Elements of Effective Sales Coaching Tools 2 months ago

When it comes to comparing salespeople, many sales managers often have little more to go on than the flimsiest of metrics and their limited experience of the salespeople in the field. Although they produce forecasts from the information they get from the salespeople, these are often no more than a “wish and hope” list and what actually comes in may not bear any resemblance to the original forecast.

This may not be the case in more tightly managed organizations, where they use CRM systems that can give the sales manager detailed metrics about exactly when and who the salesperson is meeting, what products they are quoting, expected dates, budgets, etc. This is all much more useful to sales management and can give much more reliable forecasts, but it doesn’t always do the job of assisting the sales manager in improving an individual salesperson’s performance.

When it comes to sales coaching, what the sales manager needs is a reliable way to know what opportunities his salespeople are working on and then to be able to fairly quickly assess how they are progressing in each opportunity. A CRM system can show progress against a set of sales process benchmarks and milestones, but to understand what the salesperson has achieved, the sales manager must normally wade through the details of each opportunity.

To be able to effectively coach the salespeople the sales manager needs to get a good idea of how the salesperson is approaching an opportunity, what research they’ve done, who they are meeting, what qualification they’ve done, how wide they are spreading their net etc: With this information over a number of opportunities, the sales manager is in a much better position to coach effectively, but they don’t normally have the time to wade through all the intricate details in the CRM system.
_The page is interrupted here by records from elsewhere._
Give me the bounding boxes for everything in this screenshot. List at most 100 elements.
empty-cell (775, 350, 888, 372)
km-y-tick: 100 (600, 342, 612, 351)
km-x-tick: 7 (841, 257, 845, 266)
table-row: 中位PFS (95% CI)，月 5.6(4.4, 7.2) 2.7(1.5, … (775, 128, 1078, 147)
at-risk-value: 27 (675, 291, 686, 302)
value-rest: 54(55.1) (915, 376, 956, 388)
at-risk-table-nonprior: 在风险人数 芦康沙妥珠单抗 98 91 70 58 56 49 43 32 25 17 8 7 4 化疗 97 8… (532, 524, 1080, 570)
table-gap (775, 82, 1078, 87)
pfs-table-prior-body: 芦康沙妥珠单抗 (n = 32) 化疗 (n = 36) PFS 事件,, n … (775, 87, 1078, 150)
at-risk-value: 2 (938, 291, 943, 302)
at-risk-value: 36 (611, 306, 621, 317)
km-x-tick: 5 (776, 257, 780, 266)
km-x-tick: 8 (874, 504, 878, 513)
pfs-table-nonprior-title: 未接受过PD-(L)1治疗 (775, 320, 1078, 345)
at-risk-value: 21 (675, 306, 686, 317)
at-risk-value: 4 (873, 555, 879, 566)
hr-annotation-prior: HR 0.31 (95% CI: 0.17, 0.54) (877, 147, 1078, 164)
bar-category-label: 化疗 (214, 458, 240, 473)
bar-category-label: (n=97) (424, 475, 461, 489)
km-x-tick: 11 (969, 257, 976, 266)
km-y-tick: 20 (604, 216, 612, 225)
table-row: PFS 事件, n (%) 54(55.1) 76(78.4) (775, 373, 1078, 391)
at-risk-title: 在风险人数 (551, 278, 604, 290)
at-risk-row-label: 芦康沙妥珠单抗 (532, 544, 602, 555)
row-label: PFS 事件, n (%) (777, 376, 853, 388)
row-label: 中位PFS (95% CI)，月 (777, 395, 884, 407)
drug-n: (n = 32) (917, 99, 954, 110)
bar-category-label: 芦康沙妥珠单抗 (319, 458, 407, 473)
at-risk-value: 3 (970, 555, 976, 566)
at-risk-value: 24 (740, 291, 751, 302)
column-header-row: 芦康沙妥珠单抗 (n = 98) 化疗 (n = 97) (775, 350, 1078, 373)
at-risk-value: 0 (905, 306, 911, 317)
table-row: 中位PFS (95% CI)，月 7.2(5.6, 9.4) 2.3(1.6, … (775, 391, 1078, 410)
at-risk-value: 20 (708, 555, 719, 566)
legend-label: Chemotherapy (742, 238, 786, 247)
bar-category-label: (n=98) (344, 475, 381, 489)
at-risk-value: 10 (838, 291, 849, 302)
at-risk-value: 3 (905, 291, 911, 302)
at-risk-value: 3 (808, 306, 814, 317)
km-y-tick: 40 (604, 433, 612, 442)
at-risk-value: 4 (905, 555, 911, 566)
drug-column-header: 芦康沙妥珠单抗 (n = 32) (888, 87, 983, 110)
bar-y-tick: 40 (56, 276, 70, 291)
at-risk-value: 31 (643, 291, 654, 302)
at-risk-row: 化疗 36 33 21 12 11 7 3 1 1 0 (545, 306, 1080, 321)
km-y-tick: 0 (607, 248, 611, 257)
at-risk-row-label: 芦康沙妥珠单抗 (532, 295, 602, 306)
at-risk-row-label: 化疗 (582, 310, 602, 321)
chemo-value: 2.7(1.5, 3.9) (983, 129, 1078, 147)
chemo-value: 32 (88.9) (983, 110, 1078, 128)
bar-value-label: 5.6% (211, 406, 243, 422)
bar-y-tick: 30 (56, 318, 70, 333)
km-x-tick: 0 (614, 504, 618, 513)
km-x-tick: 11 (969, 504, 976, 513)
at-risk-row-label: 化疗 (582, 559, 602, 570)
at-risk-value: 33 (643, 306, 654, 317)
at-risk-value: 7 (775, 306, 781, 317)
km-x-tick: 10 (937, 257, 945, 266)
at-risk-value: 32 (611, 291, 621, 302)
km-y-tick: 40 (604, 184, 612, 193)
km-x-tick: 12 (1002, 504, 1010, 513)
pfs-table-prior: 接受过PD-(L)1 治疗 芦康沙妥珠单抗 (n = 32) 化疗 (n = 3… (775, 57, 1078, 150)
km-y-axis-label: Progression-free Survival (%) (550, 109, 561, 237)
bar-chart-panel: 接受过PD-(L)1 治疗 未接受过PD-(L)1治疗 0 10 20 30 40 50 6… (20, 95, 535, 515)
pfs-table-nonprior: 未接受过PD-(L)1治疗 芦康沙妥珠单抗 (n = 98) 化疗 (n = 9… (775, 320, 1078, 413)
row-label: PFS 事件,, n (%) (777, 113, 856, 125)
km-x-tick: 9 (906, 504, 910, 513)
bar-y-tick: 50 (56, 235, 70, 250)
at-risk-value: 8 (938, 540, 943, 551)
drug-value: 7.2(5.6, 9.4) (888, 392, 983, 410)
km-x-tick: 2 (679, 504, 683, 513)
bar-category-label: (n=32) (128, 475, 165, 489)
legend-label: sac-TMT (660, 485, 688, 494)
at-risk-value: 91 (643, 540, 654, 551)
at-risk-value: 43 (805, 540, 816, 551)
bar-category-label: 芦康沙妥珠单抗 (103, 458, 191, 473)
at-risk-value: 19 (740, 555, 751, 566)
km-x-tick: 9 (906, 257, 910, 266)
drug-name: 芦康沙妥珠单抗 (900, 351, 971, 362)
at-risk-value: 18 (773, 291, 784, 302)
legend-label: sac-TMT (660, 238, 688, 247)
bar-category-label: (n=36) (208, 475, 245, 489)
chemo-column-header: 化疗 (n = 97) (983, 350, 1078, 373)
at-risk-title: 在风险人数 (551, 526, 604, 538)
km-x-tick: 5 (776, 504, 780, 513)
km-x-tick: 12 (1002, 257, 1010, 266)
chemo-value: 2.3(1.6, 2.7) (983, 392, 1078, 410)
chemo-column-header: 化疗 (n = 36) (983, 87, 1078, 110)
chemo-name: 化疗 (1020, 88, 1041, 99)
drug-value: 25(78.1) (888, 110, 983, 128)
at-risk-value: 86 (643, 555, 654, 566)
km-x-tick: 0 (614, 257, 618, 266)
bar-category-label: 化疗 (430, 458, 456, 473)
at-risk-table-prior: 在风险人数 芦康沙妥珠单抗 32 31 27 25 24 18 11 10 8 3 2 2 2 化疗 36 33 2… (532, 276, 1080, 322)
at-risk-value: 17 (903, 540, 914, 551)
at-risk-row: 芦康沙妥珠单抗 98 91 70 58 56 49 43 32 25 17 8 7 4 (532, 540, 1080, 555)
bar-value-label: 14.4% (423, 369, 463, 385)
What would be more useful to a sales manager is a graphical set of information that could immediately show progress in an opportunity against their process milestones and allow them to very quickly drill to the detail for sub-milestones. This again would want to be in graphical form, showing progress against specific steps in that part of the process. A simple numerical, alphabetical, size-coded, or color-coded system would show the relative progress against the benchmarks.

Should the sales manager need to get more detail still, to understand just how the sales person reached this point, a set of textural information showing yes/no or simple list options could illuminate the sales person’s decision making very quickly. All of this would be even more useful if the sales manager could evaluate opportunities side-by-side, look at how the successful sales compare to the losses, not just for one salesperson, but between the members of the team.

Given all this information in a quick to view graphical format, the sales manager would be able to coach the middle performers much more effectively and guide them to work in a way more like that of the star performers. Given the technology we have available, isn’t it time to give the sales manager the resources they need to do their most important job more effectively?